The Clallam County Courthouse is located at 319 Lincoln Street in Port Angeles, Washington. It was built in 1914 and 1915, replacing an older wood courthouse built in 1892, and officially dedicated on June 14, 1915. A 1979 expansion, connected to the historic courthouse by an enclosed bridge, now houses many of the official functions, including courts, public records, and a jail. The historic courthouse houses the Clallam County Museum and the county Parks, Fair and Facilities Department.

The building was added to the National Register of Historic Places in 1987 and was added as a contributing properties to the Port Angeles Civic Historic District in 2011.

==Architecture==

The Clallam County Courthouse is three stories high with a basement and tower and was built in the Classical Revival style. It was designed by architect Francis Grant, and built by the Sound Construction Company. The interior of the courthouse (refurbished in 1999) is arranged around an atrium, open to a second floor balcony, and lit by leaded glass skylights.

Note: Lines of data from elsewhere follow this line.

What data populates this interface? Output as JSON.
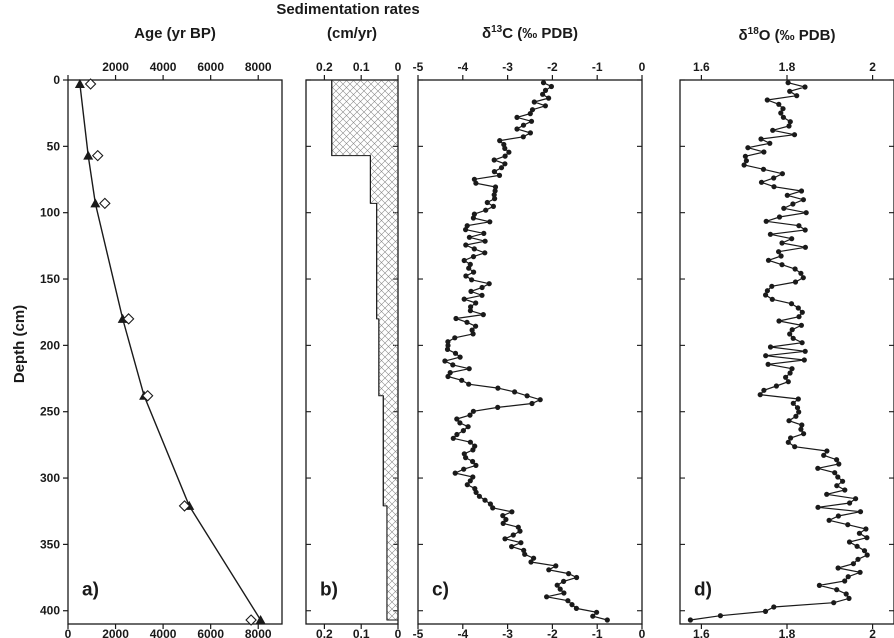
{
  "title": "Sedimentation rates",
  "ylabel": "Depth (cm)",
  "colors": {
    "ink": "#1a1a1a",
    "hatch": "#8a8a8a"
  },
  "chart_data": [
    {
      "type": "scatter",
      "panel_label": "a)",
      "title": "Age (yr BP)",
      "xlabel": "Age (yr BP)",
      "ylabel": "Depth (cm)",
      "xlim": [
        0,
        9000
      ],
      "ylim": [
        410,
        0
      ],
      "x_ticks": [
        0,
        2000,
        4000,
        6000,
        8000
      ],
      "y_ticks": [
        0,
        50,
        100,
        150,
        200,
        250,
        300,
        350,
        400
      ],
      "series": [
        {
          "marker": "filled-triangle",
          "line": true,
          "points": [
            [
              500,
              3
            ],
            [
              850,
              57
            ],
            [
              1150,
              93
            ],
            [
              2300,
              180
            ],
            [
              3200,
              238
            ],
            [
              5100,
              321
            ],
            [
              8100,
              407
            ]
          ]
        },
        {
          "marker": "open-diamond",
          "line": false,
          "points": [
            [
              950,
              3
            ],
            [
              1250,
              57
            ],
            [
              1550,
              93
            ],
            [
              2550,
              180
            ],
            [
              3350,
              238
            ],
            [
              4900,
              321
            ],
            [
              7700,
              407
            ]
          ]
        }
      ]
    },
    {
      "type": "area",
      "panel_label": "b)",
      "title": "Sedimentation rates (cm/yr)",
      "xlabel": "cm/yr",
      "xlim": [
        0.25,
        0
      ],
      "x_ticks": [
        0.2,
        0.1,
        0
      ],
      "x_tick_labels": [
        "0.2",
        "0.1",
        "0"
      ],
      "steps": [
        {
          "from": 0,
          "to": 57,
          "rate": 0.18
        },
        {
          "from": 57,
          "to": 93,
          "rate": 0.075
        },
        {
          "from": 93,
          "to": 180,
          "rate": 0.058
        },
        {
          "from": 180,
          "to": 238,
          "rate": 0.052
        },
        {
          "from": 238,
          "to": 321,
          "rate": 0.04
        },
        {
          "from": 321,
          "to": 407,
          "rate": 0.03
        }
      ]
    },
    {
      "type": "line",
      "panel_label": "c)",
      "title": "δ13C (‰ PDB)",
      "xlabel": "δ13C (‰ PDB)",
      "xlim": [
        -5,
        0
      ],
      "x_ticks": [
        -5,
        -4,
        -3,
        -2,
        -1,
        0
      ],
      "anchors": [
        [
          0,
          -2.3
        ],
        [
          10,
          -2.1
        ],
        [
          25,
          -2.5
        ],
        [
          40,
          -2.7
        ],
        [
          55,
          -3.3
        ],
        [
          70,
          -3.4
        ],
        [
          90,
          -3.6
        ],
        [
          110,
          -3.7
        ],
        [
          130,
          -3.8
        ],
        [
          150,
          -3.6
        ],
        [
          170,
          -3.8
        ],
        [
          185,
          -3.9
        ],
        [
          200,
          -4.1
        ],
        [
          215,
          -4.1
        ],
        [
          228,
          -4.0
        ],
        [
          236,
          -2.8
        ],
        [
          242,
          -2.2
        ],
        [
          246,
          -3.2
        ],
        [
          252,
          -3.9
        ],
        [
          262,
          -4.1
        ],
        [
          280,
          -4.0
        ],
        [
          300,
          -3.9
        ],
        [
          312,
          -3.7
        ],
        [
          322,
          -3.1
        ],
        [
          330,
          -3.0
        ],
        [
          345,
          -2.8
        ],
        [
          358,
          -2.7
        ],
        [
          366,
          -2.0
        ],
        [
          378,
          -1.6
        ],
        [
          390,
          -1.9
        ],
        [
          398,
          -1.2
        ],
        [
          405,
          -0.9
        ]
      ],
      "n_points": 140,
      "noise": 0.32
    },
    {
      "type": "line",
      "panel_label": "d)",
      "title": "δ18O (‰ PDB)",
      "xlabel": "δ18O (‰ PDB)",
      "xlim": [
        1.55,
        2.05
      ],
      "x_ticks": [
        1.6,
        1.8,
        2
      ],
      "x_tick_labels": [
        "1.6",
        "1.8",
        "2"
      ],
      "anchors": [
        [
          0,
          1.8
        ],
        [
          30,
          1.8
        ],
        [
          50,
          1.76
        ],
        [
          60,
          1.72
        ],
        [
          75,
          1.78
        ],
        [
          100,
          1.8
        ],
        [
          150,
          1.79
        ],
        [
          200,
          1.8
        ],
        [
          250,
          1.78
        ],
        [
          260,
          1.8
        ],
        [
          280,
          1.87
        ],
        [
          300,
          1.9
        ],
        [
          330,
          1.93
        ],
        [
          360,
          1.95
        ],
        [
          380,
          1.92
        ],
        [
          390,
          1.95
        ],
        [
          395,
          1.85
        ],
        [
          400,
          1.76
        ],
        [
          406,
          1.6
        ]
      ],
      "n_points": 125,
      "noise": 0.05
    }
  ]
}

The atrium is faced with marble and scagliola plaster; double curved stairs at each end lead up to the second floor. The county jail was originally located in the courthouse basement.

One hundred and twenty-six solar panels are mounted on the roof. The panels, originally installed in 1979, were replaced in 2011, and generate approximately one-fifth of the power consumed by the facility.

==Tower==

The courthouse features a combination bell tower/clock tower that rises to 82 ft above ground level. The tower clock was manufactured by the E. Howard & Co. of Boston and installed in 1915 by Joseph Mayer, a Seattle clockmaker and jeweler. The massive clock system (the four faces are each 8 ft 4 in in diameter) was not originally intended for Clallam County. It was manufactured in 1880 and shipped all the way around Cape Horn to Seattle. However, no buyer claimed it, and the clock was subsequently warehoused at the Seattle docks for 29 years. Discovered in storage by architect Francis Grant, it was purchased by the county for $5,115. When installed, it was connected to a 4 ft tall, one-ton iron bell. Unlike most bells, the clapper for the Clallam County Courthouse bell strikes it from the outside, rather than the inside, giving it a distinctive and less sharp tone.

The tower and clock were renovated in winter 2010–2011 as part of a $1.025 million courthouse restoration project. The Clallam County Courthouse's clock/bell tower is featured on the seal of Clallam County.